Il a fait fortune avec PayPal, rendu BMW jaloux avec Tesla et ravitaille la station spatiale internationale avec ses fusées de SpaceX. A 43 ans, il a déjà crashé une McLaren F1 non assurée, s'est marié –et a divorcé– deux fois, et il a servi de modèle à Robert Downey Jr. pour incarner Tony Stark. Et si Elon Musk n'a pas encore d'armure d'Iron Man, il vise beaucoup plus haut. La semaine dernière, il l'a répété en privé devant une assemblée conquise: «Un jour, je visiterai Mars.» Envoyer un homme sur la Planète rouge d'ici «10 ou 12 ans» puis y installer une colonie permanente de 80.000 personnes à long-terme est-il réalisable? 20 Minutes fait le point avec Marco Caceres, analyste espace chez Teal Group.

Etape 1: Devenir le leader des transporteurs spatiaux privés

En 2008, SpaceX a remporté un contrat de 1,6 milliard de dollars pour transporter du fret vers la Station spatiale internationale. Rebelote en septembre dernier pour 4,2 milliards de dollars, cette fois pour acheminer des astronautes. «Ces contrats lui assurent une entrée de cash à court terme lui permettant de financer des projets à moyen terme», analyse Caceres. Mais SpaceX a des concurrents, comme Boeing ou Arianespace, et «il suffit d'un gros accident» pour remettre en cause la confiance actuelle. Orbital Sciences et sa fusée Antares, pulvérisée à l'automne dernier, en savent quelque chose.

Etape 2: Mettre au point une fusée réutilisable

Pour établir une telle colonie sur Mars, «il faudra des vols réguliers espacés de quelques semaines au plus», estime Caceres. Pour réduire les coûts, Elon Musk mise sur des fusées réutilisables qui pourront faire la navette entre la Terre et Mars. Certes, la dernière tentative, avec un modèle Falcon 9, le 10 janvier, s'est terminée par un feu d'artifice, mais «personne n'était passé aussi pris», note l'expert. La fusée a correctement visé une barge de la taille d'un terrain de football dans l'océan Atlantique mais n'avait pas assez de fluide hydraulique pour se poser en douceur.

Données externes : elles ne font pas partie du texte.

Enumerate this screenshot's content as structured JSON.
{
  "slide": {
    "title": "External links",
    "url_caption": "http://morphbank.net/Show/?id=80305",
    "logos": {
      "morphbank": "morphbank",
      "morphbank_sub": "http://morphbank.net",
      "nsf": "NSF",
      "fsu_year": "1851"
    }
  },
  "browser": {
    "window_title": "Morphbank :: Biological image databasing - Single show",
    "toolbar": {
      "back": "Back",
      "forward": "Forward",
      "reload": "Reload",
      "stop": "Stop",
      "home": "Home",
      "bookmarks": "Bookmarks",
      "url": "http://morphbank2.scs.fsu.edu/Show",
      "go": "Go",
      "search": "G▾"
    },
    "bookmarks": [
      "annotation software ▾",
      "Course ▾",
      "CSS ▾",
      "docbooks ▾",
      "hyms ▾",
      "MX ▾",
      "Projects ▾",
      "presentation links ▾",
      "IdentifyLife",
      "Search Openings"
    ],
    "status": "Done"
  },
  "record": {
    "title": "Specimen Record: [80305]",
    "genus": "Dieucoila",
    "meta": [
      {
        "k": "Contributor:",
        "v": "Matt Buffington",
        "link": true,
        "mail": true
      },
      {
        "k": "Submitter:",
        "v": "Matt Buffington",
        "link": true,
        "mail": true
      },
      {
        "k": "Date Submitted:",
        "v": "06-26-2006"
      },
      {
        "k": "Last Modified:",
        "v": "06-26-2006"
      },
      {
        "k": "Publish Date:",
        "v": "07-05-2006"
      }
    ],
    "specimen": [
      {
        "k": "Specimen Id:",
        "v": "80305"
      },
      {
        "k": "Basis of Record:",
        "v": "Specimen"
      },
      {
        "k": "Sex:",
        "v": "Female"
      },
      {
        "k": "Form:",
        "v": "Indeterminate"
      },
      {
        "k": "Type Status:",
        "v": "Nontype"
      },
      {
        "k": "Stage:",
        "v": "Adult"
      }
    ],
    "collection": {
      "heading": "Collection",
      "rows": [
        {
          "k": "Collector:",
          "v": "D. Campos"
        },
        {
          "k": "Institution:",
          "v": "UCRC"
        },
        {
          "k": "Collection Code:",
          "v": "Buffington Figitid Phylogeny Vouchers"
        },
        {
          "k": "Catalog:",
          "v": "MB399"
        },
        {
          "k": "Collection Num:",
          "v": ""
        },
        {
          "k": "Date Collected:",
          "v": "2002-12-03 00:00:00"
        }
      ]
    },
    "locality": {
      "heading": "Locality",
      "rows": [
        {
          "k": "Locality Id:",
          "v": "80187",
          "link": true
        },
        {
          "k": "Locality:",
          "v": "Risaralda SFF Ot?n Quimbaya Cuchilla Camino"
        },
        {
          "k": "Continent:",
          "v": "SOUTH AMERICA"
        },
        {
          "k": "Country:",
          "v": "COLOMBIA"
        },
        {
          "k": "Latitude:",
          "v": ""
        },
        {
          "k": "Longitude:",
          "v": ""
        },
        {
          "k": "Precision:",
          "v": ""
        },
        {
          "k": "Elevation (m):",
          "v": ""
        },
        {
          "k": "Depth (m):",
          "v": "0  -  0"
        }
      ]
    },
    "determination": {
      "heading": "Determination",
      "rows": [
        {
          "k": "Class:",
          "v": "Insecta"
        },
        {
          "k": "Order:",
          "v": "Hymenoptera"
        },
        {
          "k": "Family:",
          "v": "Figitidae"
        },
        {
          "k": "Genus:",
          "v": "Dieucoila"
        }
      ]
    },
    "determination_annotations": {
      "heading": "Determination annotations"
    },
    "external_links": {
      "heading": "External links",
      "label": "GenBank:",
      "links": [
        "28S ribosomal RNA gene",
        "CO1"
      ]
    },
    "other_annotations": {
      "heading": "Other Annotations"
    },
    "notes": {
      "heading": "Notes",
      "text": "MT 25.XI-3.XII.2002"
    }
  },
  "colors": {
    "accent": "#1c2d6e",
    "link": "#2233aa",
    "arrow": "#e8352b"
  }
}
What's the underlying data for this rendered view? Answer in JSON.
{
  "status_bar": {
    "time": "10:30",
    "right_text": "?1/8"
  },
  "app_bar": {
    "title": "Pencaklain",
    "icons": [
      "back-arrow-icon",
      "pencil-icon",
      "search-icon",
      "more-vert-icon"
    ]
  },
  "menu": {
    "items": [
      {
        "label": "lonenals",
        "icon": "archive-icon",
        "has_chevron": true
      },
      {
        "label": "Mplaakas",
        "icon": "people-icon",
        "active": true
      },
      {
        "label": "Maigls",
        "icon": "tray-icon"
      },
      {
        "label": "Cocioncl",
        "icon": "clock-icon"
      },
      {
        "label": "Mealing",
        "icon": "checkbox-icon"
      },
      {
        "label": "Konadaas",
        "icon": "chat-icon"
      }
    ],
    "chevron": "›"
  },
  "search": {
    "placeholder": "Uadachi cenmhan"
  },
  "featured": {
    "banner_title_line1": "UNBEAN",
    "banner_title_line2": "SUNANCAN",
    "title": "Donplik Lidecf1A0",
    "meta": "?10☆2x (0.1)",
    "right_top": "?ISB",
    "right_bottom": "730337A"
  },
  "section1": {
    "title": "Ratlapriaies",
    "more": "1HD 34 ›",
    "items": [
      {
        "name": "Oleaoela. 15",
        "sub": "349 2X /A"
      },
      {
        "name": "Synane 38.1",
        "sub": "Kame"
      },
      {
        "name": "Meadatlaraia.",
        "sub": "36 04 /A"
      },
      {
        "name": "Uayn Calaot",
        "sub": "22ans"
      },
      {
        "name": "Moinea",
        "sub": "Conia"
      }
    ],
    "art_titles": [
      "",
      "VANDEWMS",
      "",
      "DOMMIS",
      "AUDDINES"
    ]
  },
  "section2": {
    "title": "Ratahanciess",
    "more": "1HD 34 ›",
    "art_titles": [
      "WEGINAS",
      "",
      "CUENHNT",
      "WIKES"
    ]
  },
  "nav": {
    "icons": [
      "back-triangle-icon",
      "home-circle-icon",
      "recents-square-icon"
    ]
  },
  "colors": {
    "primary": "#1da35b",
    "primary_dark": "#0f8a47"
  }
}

SpaceX doit remettre ça dans «deux ou trois semaines».

Etape 3: Déployer une flotte de micro-satellites

Mardi, SpaceX a confirmé un nouveau tour d'investissement d'un milliard de dollars mené par Google, qui valorise l'entreprise à 10 milliards. De quoi accélérer le déploiement annoncé d'une flottille de micro-satellites low-cost de 100kg pour connecter la Terre entière à Internet. Et permettre de communiquer avec une colonie martienne. Là, Marco Caceres est plus mesuré. «SpaceX n'a aucune expérience avec des satellites et cela coûtera beaucoup plus que ce qu'il imagine.»

Etape 4: Aller sur Mars d'ici «10 ou 12 ans»

(c) Nasa et SpaceX, photomontage 20 Minutes

Place à la spéculation. «La seule chose qu'il dit vraiment, c'est: ''Je suis capable d'y arriver plus vite que la Nasa», décrypte l'expert. «Quand on parle d'un horizon à 20 ans, personne n'écoute». Mais à 10 ans, l'intérêt des investisseurs et du public est piqué.» Pour Marco Caceres, une collaboration avec l'agence spatiale américaine aurait plus de chances de réussir qu'une mission 100% privée.

Etape 5: Vivre sur Mars

Musk ne veut pas juste aller visiter Mars. Il veut y installer une colonie permanente de 80.000 personnes, dans un premier temps. «Si on veut garantir la survie de l'espace humaine» en cas de catastrophe sur Terre, il faudra «au moins un million de personnes pour assurer assez de diversité génétique» sur Mars, expliquait-il récemment à Aeon Magazine. Pour Caceres, Musk «sort des chiffres de son chapeau» mais il a «le mérite d'amorcer le débat». La question de l'approvisionnement en eau sera centrale, alors que la ressource n'est a priori présente que sous forme de glace, en quantités limitées. Bref, Mars reste un rêve mais Elon Musk place ses pions un à un pour le réaliser.